- simply take a few news items from around the world
- read the ‘witty’ and ‘informed’ comments below the said news items
- scroll down through a Twitter storm
- realise how lucky you are that you no longer look at Facebook (because the comments there are even uglier)
- feel the hairs on the back of your neck rising when you recognise that people and countries that you thought were politically mature and sophisticated seem to be sleepwalking into situations you were desperate to leave behind once upon a time
- breathe in, breathe out, tell yourself you are over-reacting
- have far more deadlines and projects going on than one person with normal capabilities and normal working hours can accomplish
- have tricky conversations all day at work
- get stuck in rush hour delays
- come home to lazy teenagers who ask ‘What’s for supper?’ but haven’t thought at all about clearing the table or buying milk
- do not allow yourself be provoked by emails from your ex (i.e. do learn to swallow down all the clever retorts that he might then forward to his solicitor to use against you in court)

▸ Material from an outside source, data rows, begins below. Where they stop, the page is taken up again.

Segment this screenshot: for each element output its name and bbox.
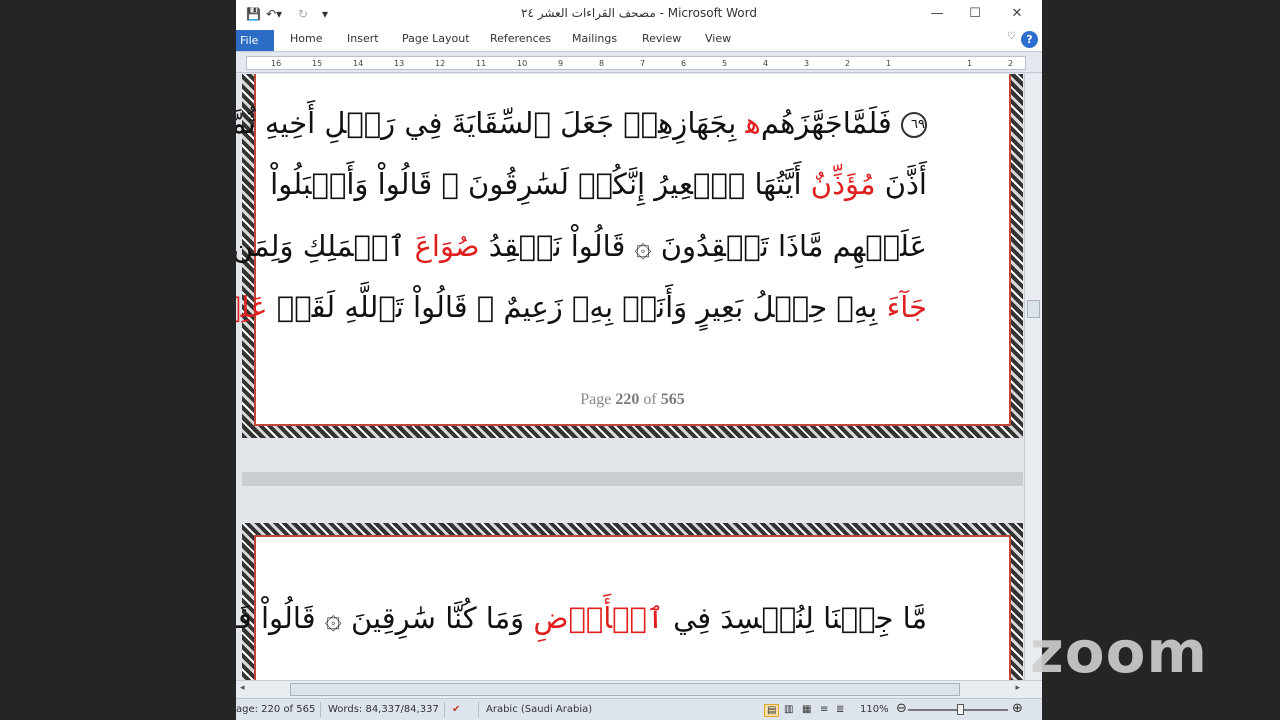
tab-review[interactable]: Review <box>642 32 681 45</box>
web-layout-view-icon[interactable]: ▦ <box>802 704 811 715</box>
ruler-tick: 8 <box>599 59 605 68</box>
draft-view-icon[interactable]: ≣ <box>836 704 844 715</box>
ruler-tick: 6 <box>681 59 687 68</box>
tab-home[interactable]: Home <box>290 32 322 45</box>
close-button[interactable]: ✕ <box>1002 4 1032 24</box>
zoom-watermark: zoom <box>1030 618 1208 686</box>
screen-background: 💾 ↶▾ ↻ ▾ مصحف القراءات العشر ٢٤ - Micros… <box>0 0 1280 720</box>
footer-current-page: 220 <box>615 391 640 408</box>
zoom-out-icon[interactable]: ⊖ <box>896 701 907 716</box>
status-page-count[interactable]: age: 220 of 565 <box>236 704 315 715</box>
ruler-tick: 15 <box>312 59 323 68</box>
quran-line: عَلَيۡهِم مَّاذَا تَفۡقِدُونَ ۞ قَالُواْ… <box>236 229 927 263</box>
outline-view-icon[interactable]: ≡ <box>820 704 828 715</box>
footer-total-pages: 565 <box>660 391 685 408</box>
line-text: ٱلۡمَلِكِ وَلِمَن <box>236 229 415 263</box>
help-icon[interactable]: ? <box>1021 31 1038 48</box>
line-text: مَّاذَا تَفۡقِدُونَ ۞ قَالُواْ نَفۡقِدُ <box>479 229 833 263</box>
ruler-tick: 1 <box>967 59 973 68</box>
document-page[interactable]: مَّا جِئۡنَا لِنُفۡسِدَ فِي ٱلۡأَرۡضِ وَ… <box>236 523 1023 680</box>
tab-page-layout[interactable]: Page Layout <box>402 32 470 45</box>
status-divider <box>478 702 479 717</box>
footer-middle: of <box>639 391 661 408</box>
vertical-scroll-thumb[interactable] <box>1027 300 1040 318</box>
line-text-red: ٱلۡأَرۡضِ <box>533 601 664 635</box>
ruler-tick: 1 <box>886 59 892 68</box>
document-page[interactable]: ٦٩ فَلَمَّاجَهَّزَهُمﻫ بِجَهَازِهِمۡ جَع… <box>236 74 1023 438</box>
ruler-tick: 16 <box>271 59 282 68</box>
line-text: عَلَيۡهِم <box>832 229 927 263</box>
line-text: أَيَّتُهَا ٱلۡعِيرُ إِنَّكُمۡ لَسَٰرِقُو… <box>270 167 811 201</box>
minimize-button[interactable]: — <box>922 4 952 24</box>
proofing-icon[interactable]: ✔ <box>452 704 460 715</box>
line-text-red: عَلِمۡتُم <box>236 290 268 324</box>
line-text: بِجَهَازِهِمۡ جَعَلَ ٱلسِّقَايَةَ فِي رَ… <box>236 106 746 140</box>
word-window: 💾 ↶▾ ↻ ▾ مصحف القراءات العشر ٢٤ - Micros… <box>236 0 1042 720</box>
ruler-tick: 4 <box>763 59 769 68</box>
horizontal-scroll-thumb[interactable] <box>290 683 960 696</box>
document-area[interactable]: ٦٩ فَلَمَّاجَهَّزَهُمﻫ بِجَهَازِهِمۡ جَع… <box>236 74 1042 680</box>
ruler-tick: 9 <box>558 59 564 68</box>
ruler-tick: 2 <box>1008 59 1014 68</box>
ruler-tick: 2 <box>845 59 851 68</box>
line-text-red: جَآءَ <box>886 290 927 324</box>
zoom-slider-knob[interactable] <box>957 704 964 715</box>
ruler-tick: 13 <box>394 59 405 68</box>
quran-line: أَذَّنَ مُؤَذِّنٌ أَيَّتُهَا ٱلۡعِيرُ إِ… <box>270 167 927 201</box>
line-text: أَذَّنَ <box>875 167 927 201</box>
ribbon-collapse-icon[interactable]: ♡ <box>1007 31 1016 42</box>
page-gap-shadow <box>242 472 1023 486</box>
scroll-right-icon[interactable]: ▸ <box>1015 683 1020 693</box>
zoom-level[interactable]: 110% <box>860 704 889 715</box>
line-text: بِهِۦ حِمۡلُ بَعِيرٍ وَأَنَا۠ بِهِۦ زَعِ… <box>267 290 887 324</box>
status-bar: age: 220 of 565 Words: 84,337/84,337 ✔ A… <box>236 698 1042 720</box>
line-text-red: ﻫ <box>745 106 761 140</box>
footer-prefix: Page <box>580 391 616 408</box>
page-number-footer: Page 220 of 565 <box>242 391 1023 409</box>
scroll-left-icon[interactable]: ◂ <box>240 683 245 693</box>
status-language[interactable]: Arabic (Saudi Arabia) <box>486 704 592 715</box>
line-text: فَلَمَّاجَهَّزَهُم <box>760 106 892 140</box>
zoom-in-icon[interactable]: ⊕ <box>1012 701 1023 716</box>
ribbon-tabs: File Home Insert Page Layout References … <box>236 28 1042 52</box>
ruler-scale: 16 15 14 13 12 11 10 9 8 7 6 5 4 3 2 1 1… <box>246 56 1026 70</box>
tab-insert[interactable]: Insert <box>347 32 379 45</box>
line-text-red: صُوَاعَ <box>414 229 480 263</box>
horizontal-ruler[interactable]: 16 15 14 13 12 11 10 9 8 7 6 5 4 3 2 1 1… <box>236 53 1042 73</box>
ruler-tick: 14 <box>353 59 364 68</box>
line-text: وَمَا كُنَّا سَٰرِقِينَ ۞ قَالُواْ فَمَا <box>236 601 534 635</box>
quran-line: مَّا جِئۡنَا لِنُفۡسِدَ فِي ٱلۡأَرۡضِ وَ… <box>236 601 927 635</box>
full-screen-reading-view-icon[interactable]: ▥ <box>784 704 793 715</box>
tab-mailings[interactable]: Mailings <box>572 32 617 45</box>
status-divider <box>444 702 445 717</box>
ruler-tick: 12 <box>435 59 446 68</box>
ruler-tick: 11 <box>476 59 487 68</box>
ruler-tick: 3 <box>804 59 810 68</box>
ayah-number-marker: ٦٩ <box>901 112 927 138</box>
tab-file[interactable]: File <box>236 30 274 51</box>
line-text: مَّا جِئۡنَا لِنُفۡسِدَ فِي <box>663 601 927 635</box>
maximize-button[interactable]: ☐ <box>960 4 990 24</box>
line-text-red: مُؤَذِّنٌ <box>810 167 876 201</box>
print-layout-view-icon[interactable]: ▤ <box>764 704 780 717</box>
horizontal-scrollbar[interactable]: ◂ ▸ <box>236 680 1042 698</box>
status-divider <box>320 702 321 717</box>
ruler-tick: 10 <box>517 59 528 68</box>
tab-view[interactable]: View <box>705 32 731 45</box>
vertical-scrollbar[interactable] <box>1024 74 1042 680</box>
tab-references[interactable]: References <box>490 32 551 45</box>
ruler-tick: 5 <box>722 59 728 68</box>
ruler-tick: 7 <box>640 59 646 68</box>
quran-line: ٦٩ فَلَمَّاجَهَّزَهُمﻫ بِجَهَازِهِمۡ جَع… <box>236 106 927 140</box>
quran-line: جَآءَ بِهِۦ حِمۡلُ بَعِيرٍ وَأَنَا۠ بِهِ… <box>236 290 927 324</box>
status-word-count[interactable]: Words: 84,337/84,337 <box>328 704 439 715</box>
title-bar: 💾 ↶▾ ↻ ▾ مصحف القراءات العشر ٢٤ - Micros… <box>236 0 1042 28</box>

- go out to buy tonic water to make yourself a G&T
- realise it’s the third time this week you’ve been buying tonic water at the corner shop
- worry about the amount of alcohol you are consuming
- wonder if you could drink gin without the tonic
- agree with your mother on the phone about what a failure your life has been and will be, how she told you so years ago if only you’d listened, and how much better the sons and daughters of her acquaintances are doing
- oh, don’t forget to hmm-hmm and not answer back when she says about how much children of divorce suffer and how they are irretrievably damaged, she knows of approximately three such examples herself and can remind you of them repeatedly
- feel guilty for making faces at the phone when you hold it a distance to escape the monotony
- worry about your father’s health and whether you will have to care for your mother in her undoubtedly difficult old age, full of health problems and loneliness, for ‘age will not wither her… complaints’
- accept that your children will probably not care for you in old age, although you’ve been a much kinder, more understanding and less demanding mother to them than yours has been to you
- compose yet another letter for your French pension provider to try and figure out if you will have any pension rights there at all after Brexit
- try to find an affordable smaller (but not too small) house in your area in case you have to sell the current one – although you have lost the will to move or even to decorate or do any home improvements, knowing that it will just be a stop-gap solution for 4-5 years and a total waste of money
- make a list of To Do lists and watch the money go down, down, down in your account as you buy all the ‘back to school’ necessities
- find out the cost of a barrister and watch your account being emptied even more
- buy a book reviewed by a blogger friend to make you feel better
- feel guilty about spending £9 on a book or £15 on a film or play, although saving that amount won’t actually help with the legal costs
- drown your guilt in cake
- wonder until what time the corner shop is open and if you can still nip over there for another cake and a tonic water
That’s just an average day: anything I’ve missed out?